Деяния апостолов (Шмелев) - страница 4

Они были очень разные, эти двое молодых людей: нервный, одухотворенный, весь какой-то изломанный, как и люди на его тогдашних картинах, Ладо и веселый, покладистый, умеющий никогда и ничего не принимать слишком близко к сердцу Михе Чиаурели, уже успевший к своим двадцати годам несколько располнеть, что было, несомненно, первым пока в его жизни следствием многочисленных, а главное долгих, от зари до зари, кутежей. Оба они были искренними почитателями таланта Нико Пиросманашвили, но к своей теперешней миссии они относились по-разному. Ладо, похоже, видел в этом поручении некий знак свыше, может быть, даже некий акт искупления всеобщей вины перед этим, как он считал, великим человеком, столь долго, однако, жившим в безвестности и пренебрежении. Михе же - скорее лишь очередное захватывающее приключение, в котором самым важным было не столько кого искать, сколько где и как искать, в каких еще не известных ему подвалах и духанах можно было побывать, посидеть, поднять стакан вина, да еще по такому уважительному поводу и с таким благородным, таким всеми уважаемым человеком, как друг его Ладо. Правда, Ладо в последнее время не пил, но разве это что меняло в их предприятии? Важен ведь не стакан как таковой - важен процесс!

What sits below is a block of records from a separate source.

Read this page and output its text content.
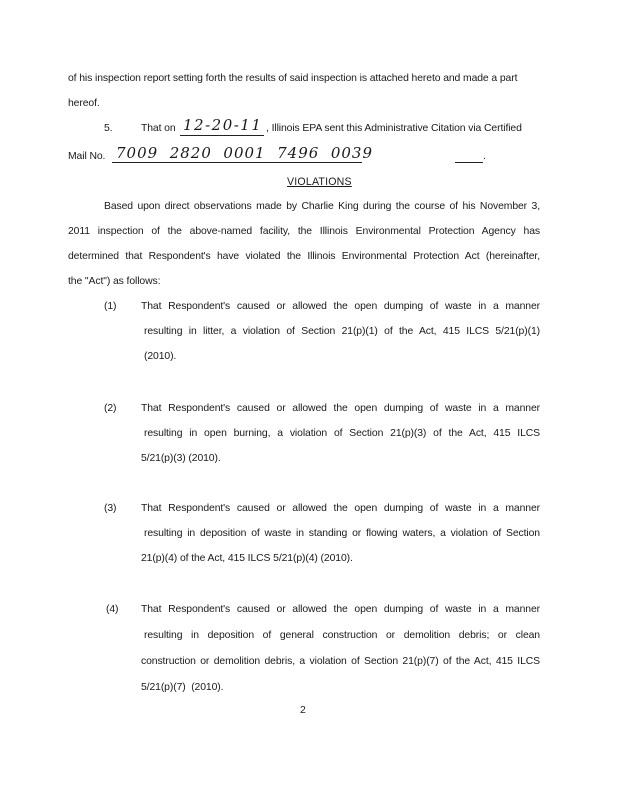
of his inspection report setting forth the results of said inspection is attached hereto and made a part
hereof.
5.	That on 12-20-11 , Illinois EPA sent this Administrative Citation via Certified
Mail No. 7009  2820  0001  7496  0039	.
VIOLATIONS
Based upon direct observations made by Charlie King during the course of his November 3,
2011 inspection of the above-named facility, the Illinois Environmental Protection Agency has
determined that Respondent's have violated the Illinois Environmental Protection Act (hereinafter,
the "Act") as follows:
(1) That Respondent's caused or allowed the open dumping of waste in a manner
resulting in litter, a violation of Section 21(p)(1) of the Act, 415 ILCS 5/21(p)(1)
(2010).
(2) That Respondent's caused or allowed the open dumping of waste in a manner
resulting in open burning, a violation of Section 21(p)(3) of the Act, 415 ILCS
5/21(p)(3) (2010).
(3) That Respondent's caused or allowed the open dumping of waste in a manner
resulting in deposition of waste in standing or flowing waters, a violation of Section
21(p)(4) of the Act, 415 ILCS 5/21(p)(4) (2010).
(4) That Respondent's caused or allowed the open dumping of waste in a manner
resulting in deposition of general construction or demolition debris; or clean
construction or demolition debris, a violation of Section 21(p)(7) of the Act, 415 ILCS
5/21(p)(7)  (2010).
2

В Авлабаре не получилось - решено было попробовать у вокзала, на Молоканской, Песковской, Черкезовской улицах, где чуть ли не в каждом доме был духан или винный погреб и где, по слухам, чаще всего и особенно подолгу в прежние времена жил и работал Нико. Люди говорили, что даже и сейчас еще, после всех этих повальных закупок братьев Зданевичей и их друзей, в некоторых привокзальных заведениях можно было (если, конечно, повезет) увидеть прямо над стойкой или в углу, у очага на темной прокопченной стене какую-нибудь еще неизвестную вещь Нико - иногда яркую, бросающуюся в глаза, а иногда почти и неразличимую в полутьме, сквозь плохой полуподвальный свет и сизые клубы табачного дыма, недвижно висящего над столами и под низким кирпичным потолком.

Несмотря на войну, эти духаны и погреба никогда не пустовали - ни днем, ни по вечерам: лишить трудового тифлисского человека веками освященного стакана белого вина все равно, что лишить его воздуха, и никакие строжайшие и наистрожайшие запреты начальства ничего с этим сделать не могли. Конечно, торговля сократилась: "Ах, не то, не то, что в былые времена! Какая это торговля? Горе одно, а не торговля..." Конечно, приходилось все время оглядываться на дверь, чтобы не проворонить неожиданное появление какого-нибудь подозрительного лица или представителя власти, совершающего свой очередной обход. Но на худой конец даже и в этом случае всегда имелось испытанное и безотказное средство - плотно скомканная хрустящая бумажка из ладони в ладонь, и на столах для порядка можно было вместо привычных стеклянных расставить и другие, глиняные кувшины: мало ли что налито в них, в этих кувшинах. Это еще надо доказать, что в них вино, а не лимонад! Но огромные уложенные на бок бочки с вином как стояли в дальнем конце такого подвала десятки, а может быть, и сотни лет, так и остались там стоять; и вертела над пылающим очагом, унизанные цыплятами или кусками шашлыка, продолжали издавать свой дразнящий, доводящий до помутнения в глазах запах, как издавали они его, наверное, еще при прадедах и прапрадедах нынешних посетителей; и сами гости - рабочие с железной дороги, металлисты, грузчики, приказчики, веселые, никогда не унывающие кинто, степенные молчаливые молокане - продолжали сидеть здесь, как сидели они всегда, с той уже далекой теперь поры, когда над губой у каждого из них только-только начинали пробиваться усы; и дородные, величавые хозяева этих заведений - Сандро Кочелашвили, Бего Яксиев, Иван Киквадзе, Шави Вано и многие, многие другие - как, казалось, вросли однажды ногами в землю у своей стойки, так ни разу и не сдвинулись оттуда, твердо веря в веками выверенные законы жизни и в то, что война не война, а рано или поздно все на свете опять возвратится на круги своя.